Welcome to a place of spiritual refreshment and contemplative conversation

Friday, March 5, 2021

WHO ME?

You’re talking to me, Lord?

Sorry. I wasn’t paying attention. Again.

I was distracted. Off in my own little world. 

You say you’re always trying to get through to me--

that no matter who or what I’m dealing with--

you can teach me something about life, about love--

something good, something grand, something giving?


(That assumes, of course, that I will press my pause button

long enough to let you back into my world--but then, 

that’s the point you’re trying to make here, right?)

You’re saying, every time I notice something that inspires me,

that’s you trying to get my attention,

every time I see someone do something kind 

or compassionate, that’s you again,

every time my heart swells with joy or thankfulness, that’s you.


I'm beginning to see things a little more clearly now.

Beginning to get you. Beginning to let you. Again.

Beginning to see the price of my cluelessness,

and just how meager I make your magnificent world,

and just how blind I am to what I don’t want to see.

(I’m so into myself, my own warp and woof--but then, 

that’s the other point you’re trying to make here, right?)

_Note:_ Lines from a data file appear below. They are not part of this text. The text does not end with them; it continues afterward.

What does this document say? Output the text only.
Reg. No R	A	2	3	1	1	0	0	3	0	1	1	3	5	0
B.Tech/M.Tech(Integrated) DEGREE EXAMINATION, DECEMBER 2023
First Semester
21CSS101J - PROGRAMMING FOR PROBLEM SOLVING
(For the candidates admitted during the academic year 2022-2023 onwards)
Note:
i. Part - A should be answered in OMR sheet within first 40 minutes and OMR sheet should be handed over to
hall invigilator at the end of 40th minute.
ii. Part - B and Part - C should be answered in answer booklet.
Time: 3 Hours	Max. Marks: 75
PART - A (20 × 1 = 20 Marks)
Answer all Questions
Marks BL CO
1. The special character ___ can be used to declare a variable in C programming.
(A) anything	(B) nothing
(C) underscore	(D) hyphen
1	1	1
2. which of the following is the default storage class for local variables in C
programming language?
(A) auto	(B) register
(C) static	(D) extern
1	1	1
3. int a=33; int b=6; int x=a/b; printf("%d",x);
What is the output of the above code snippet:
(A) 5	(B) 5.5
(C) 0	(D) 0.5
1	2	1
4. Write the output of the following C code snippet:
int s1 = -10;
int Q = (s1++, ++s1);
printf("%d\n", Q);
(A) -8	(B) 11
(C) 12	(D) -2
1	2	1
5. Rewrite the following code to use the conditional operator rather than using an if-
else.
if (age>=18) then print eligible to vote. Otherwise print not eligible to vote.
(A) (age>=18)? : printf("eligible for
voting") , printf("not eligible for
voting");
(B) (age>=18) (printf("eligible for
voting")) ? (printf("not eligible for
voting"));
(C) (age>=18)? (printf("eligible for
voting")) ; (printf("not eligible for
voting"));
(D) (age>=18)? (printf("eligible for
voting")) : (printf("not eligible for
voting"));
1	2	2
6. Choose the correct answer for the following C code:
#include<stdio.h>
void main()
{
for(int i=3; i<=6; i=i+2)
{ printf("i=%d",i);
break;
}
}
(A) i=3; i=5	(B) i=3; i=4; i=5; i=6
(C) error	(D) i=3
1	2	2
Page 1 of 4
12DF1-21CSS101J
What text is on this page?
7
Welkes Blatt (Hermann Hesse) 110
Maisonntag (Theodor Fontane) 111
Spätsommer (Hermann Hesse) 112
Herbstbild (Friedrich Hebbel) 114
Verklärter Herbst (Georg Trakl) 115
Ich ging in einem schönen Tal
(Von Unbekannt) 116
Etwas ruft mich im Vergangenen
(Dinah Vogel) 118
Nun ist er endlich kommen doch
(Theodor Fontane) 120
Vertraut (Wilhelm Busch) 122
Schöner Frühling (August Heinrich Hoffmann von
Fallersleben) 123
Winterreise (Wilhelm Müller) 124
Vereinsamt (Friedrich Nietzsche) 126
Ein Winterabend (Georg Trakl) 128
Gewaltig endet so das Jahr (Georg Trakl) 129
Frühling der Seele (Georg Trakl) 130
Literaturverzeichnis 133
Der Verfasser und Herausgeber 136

Thank you for these moments, painful though they be, 

for breaking through my thick-as-a-brick ego;

for helping me see that I take far more for granted

than I receive with gratefulness;

for helping me get how I limit your word, your wisdom, your will,

just by not listening to, not looking for, not expecting you 

to be right here, in the very place I’m at,

right now, in the very situation I'm in.


This poem is based on a story in Genesis 28 about a moment in the life of Jacob, one of the Old Testament patriarchs, where he comes to the transformative conclusion that, “Surely the Lord is in place and I did not know it.”